Finland’s parents are no longer as worried about their children dying from disease or an accident as they are about someone harming or bullying their child, according to a recent poll.

Antti Ruutu ja lapsi.
In 2014, 75 percent of the Finnish population belonged to a family. Image: Jari Kovalainen / Yle

A recent survey has found that Finnish parents’ worst fear is that someone will harm or treat their child poorly. 63 percent of the parents polled were plagued by this apprehension, while worries about their child being teased or falling ill tied for second place at 59 percent.

The poll assessing the fears and concerns of over 600 parents in Finland with children under 18 was commissioned for an Yle talk show and was conducted by the pollster Taloustutkimus in September.

“I heard a suspicious-looking vehicle was driving through the neighbourhood and the school warned about it. I wondered what kinds of dangers it could present, and how I could prepare my child - and what I was prepared to do,” said one respondent, a mother of three.

The fear that young people might fall in with the wrong crowd during their teenage years came in fifth on the list, at 49 percent, behind the fear that their child would be killed.

“I’m afraid I’ll fail in my upbringing and my children will end up going down a bad road. Although I am aware that I won’t be able to influence these things forever,” said a mother of two.

Psychologist: All parents worry

The survey reveals that single parents share the same fears as all parents. One additional worry is what would happen to the children should they themselves become ill or die. Single parents are also more frightened of potential financial difficulties.

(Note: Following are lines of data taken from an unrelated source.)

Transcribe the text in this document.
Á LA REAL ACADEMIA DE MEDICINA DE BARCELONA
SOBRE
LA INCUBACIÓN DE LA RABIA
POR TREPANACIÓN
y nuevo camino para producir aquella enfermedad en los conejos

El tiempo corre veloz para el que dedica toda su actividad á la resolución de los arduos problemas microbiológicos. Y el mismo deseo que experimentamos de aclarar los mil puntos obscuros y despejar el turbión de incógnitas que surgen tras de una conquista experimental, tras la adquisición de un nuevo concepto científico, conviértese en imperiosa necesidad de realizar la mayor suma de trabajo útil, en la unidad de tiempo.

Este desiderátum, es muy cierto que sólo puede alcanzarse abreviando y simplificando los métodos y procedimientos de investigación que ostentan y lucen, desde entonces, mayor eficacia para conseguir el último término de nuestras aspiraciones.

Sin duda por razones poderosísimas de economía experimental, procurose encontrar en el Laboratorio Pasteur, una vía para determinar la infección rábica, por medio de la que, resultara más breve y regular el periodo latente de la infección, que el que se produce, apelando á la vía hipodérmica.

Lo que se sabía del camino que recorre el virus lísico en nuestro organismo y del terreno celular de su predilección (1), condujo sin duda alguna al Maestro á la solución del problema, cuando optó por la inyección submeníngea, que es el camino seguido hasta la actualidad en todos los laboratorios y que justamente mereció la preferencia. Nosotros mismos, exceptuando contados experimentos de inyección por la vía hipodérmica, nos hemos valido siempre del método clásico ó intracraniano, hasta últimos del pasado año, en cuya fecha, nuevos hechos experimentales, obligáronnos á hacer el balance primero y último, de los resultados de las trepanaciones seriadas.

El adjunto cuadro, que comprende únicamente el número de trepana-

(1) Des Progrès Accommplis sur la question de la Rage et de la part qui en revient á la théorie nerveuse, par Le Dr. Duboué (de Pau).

Psychologist Tuovi Keränen says the results of the survey are not surprising and reveal typical parental concerns. These concerns are a natural part of being a parent, she says, but they shouldn’t grow to dominate parents’ lives.

“I’ve never met a parent in my line of work that doesn’t fear for the welfare of his or her children. When you make the decision to become a parent, fear and worry are part of the package. It is the price we pay, we have to come face to face with our fears,” she says.

The survey suggests that parents under 35 with children under seven are the most worried about their kids. Once their offspring reach school age, the concerns seem to abate.

What would ease their fears?

One-third (36 percent) of the respondents says that their fears would probably be relieved somewhat if the media stopped its continual feed of threat scenarios. For example, fears about vaccination side-effects can be alleviated with programme about the necessity of the protective shots.

“My fear is other parents’ indifference and irresponsibility. A group on social media decides not to let their children take the vaccinations recommended by the authorities. Perhaps I’m afraid that there will be epidemics in Finland because of it,” writes one father.

Psychologist Keränen agrees that fear is an infectious emotion.

“I think that the good sides of parenting should be emphasized more in the media. The kind of love that you receive from a child can’t be had anywhere else, but you don’t see many stories about that in the mainstream media.”

Money and sleep would also help

Many parents (34 percent) mention that if their economic situation were to improve, they would have fewer worries. Single parents in particular wished they had more support in their everyday life and parenting responsibilities.

After the media onslaught, money issues and shared responsibility, the fourth-most common parental reply to the question of what factors would reduce their fears would be if parents weren’t blamed continuously for everything. 23 percent of parents mentioned this as an issue.

Parents of children under six were of the opinion that their feelings of anxiety would be eased if they simply weren’t so tired. The fifth-most popular response, at 22 percent, was the simple act of getting more sleep.

Keränen says just talking with others is a big help:

“When people are able to open their mouth and express their fears, half of them are already relieved. Sharing your concerns with others definitely reduces them. It is a good idea to share any feelings: whether fear, joy or delight.”